We now have some real-world experience with idecabtagene vicleucel [Abecma; ide-cel] which was presented at the 2022 ASH Annual Meeting. In the real world, [patients with myeloma] are much older than the patient population that was included in this trial. These patients could also have comorbidities, such as chronic kidney disease, that might make them ineligible for these clinical trials.
We do have some data indicating that CAR T-cell therapy can be safely [utilized] in patients who are older [or] have renal dysfunction. This means that currently available CAR T-cell therapies should be considered for the average patient who has had 4 or more prior lines of therapy and is considered fit.

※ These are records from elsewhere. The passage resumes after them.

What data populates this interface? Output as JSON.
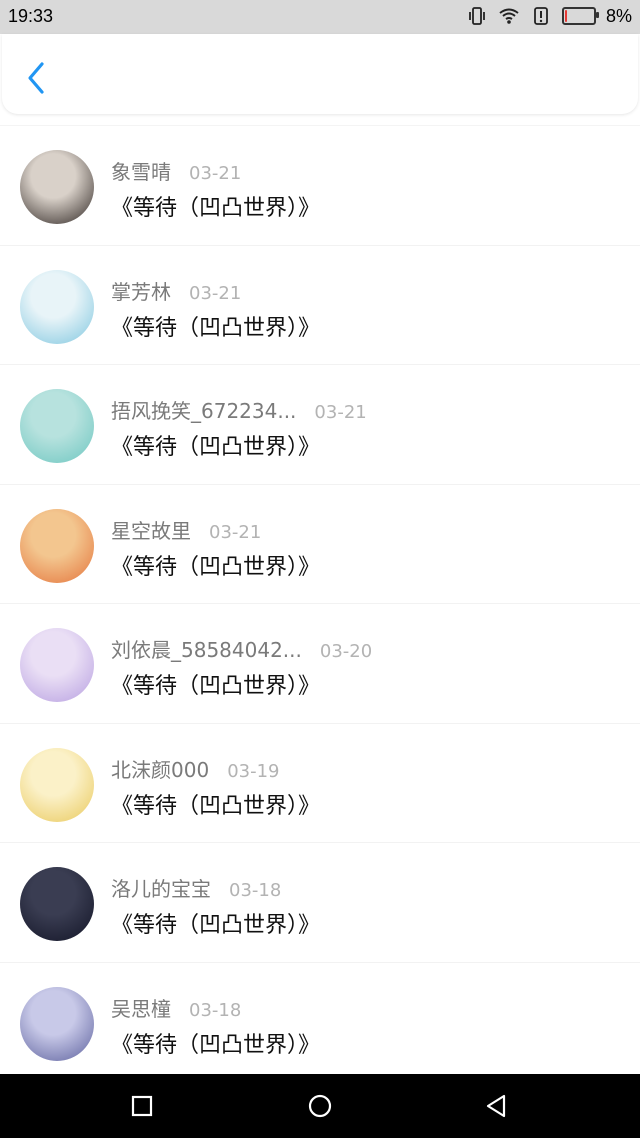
{
  "status": {
    "time": "19:33",
    "battery_text": "8%",
    "battery_level": 0.08
  },
  "header": {
    "back_icon": "chevron-left-icon",
    "accent": "#2196F3"
  },
  "items": [
    {
      "name": "象雪晴",
      "date": "03-21",
      "title": "《等待（凹凸世界）》",
      "avatar_colors": [
        "#d9d1c9",
        "#2b2320"
      ]
    },
    {
      "name": "掌芳林",
      "date": "03-21",
      "title": "《等待（凹凸世界）》",
      "avatar_colors": [
        "#e8f4f8",
        "#7ec6df"
      ]
    },
    {
      "name": "捂风挽笑_672234...",
      "date": "03-21",
      "title": "《等待（凹凸世界）》",
      "avatar_colors": [
        "#b7e2de",
        "#6cc6c0"
      ]
    },
    {
      "name": "星空故里",
      "date": "03-21",
      "title": "《等待（凹凸世界）》",
      "avatar_colors": [
        "#f3c68f",
        "#e4733a"
      ]
    },
    {
      "name": "刘依晨_58584042...",
      "date": "03-20",
      "title": "《等待（凹凸世界）》",
      "avatar_colors": [
        "#eadff5",
        "#b69ee0"
      ]
    },
    {
      "name": "北沫颜000",
      "date": "03-19",
      "title": "《等待（凹凸世界）》",
      "avatar_colors": [
        "#fbf1c8",
        "#e9c85a"
      ]
    },
    {
      "name": "洛儿的宝宝",
      "date": "03-18",
      "title": "《等待（凹凸世界）》",
      "avatar_colors": [
        "#3a3d52",
        "#121426"
      ]
    },
    {
      "name": "吴思橦",
      "date": "03-18",
      "title": "《等待（凹凸世界）》",
      "avatar_colors": [
        "#c8c9e8",
        "#5b5f9c"
      ]
    }
  ],
  "nav": {
    "recent_icon": "square-icon",
    "home_icon": "circle-icon",
    "back_icon": "triangle-back-icon"
  }
}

Now that we have a current indication for using CAR T-cell therapy in [patients with] myeloma, there are several [ongoing] clinical trials that [aim] to [utilize] CAR T-cell therapy earlier in a patient's disease course. We have several trials like [the phase 3] KarMMa-3 [NCT03651128] and CARTITUDE-4 [NCT04181827] studies, which look at the benefit of [CAR T-cell use after] either 2 to 4 prior lines of therapy, or 1 to 3 prior lines of therapy [respectively].
Results [from] these trials will hopefully be available this year and could help us understand whether earlier [use of] CAR T-cell therapy might improve outcomes, especially for triple-or penta-refractory patients.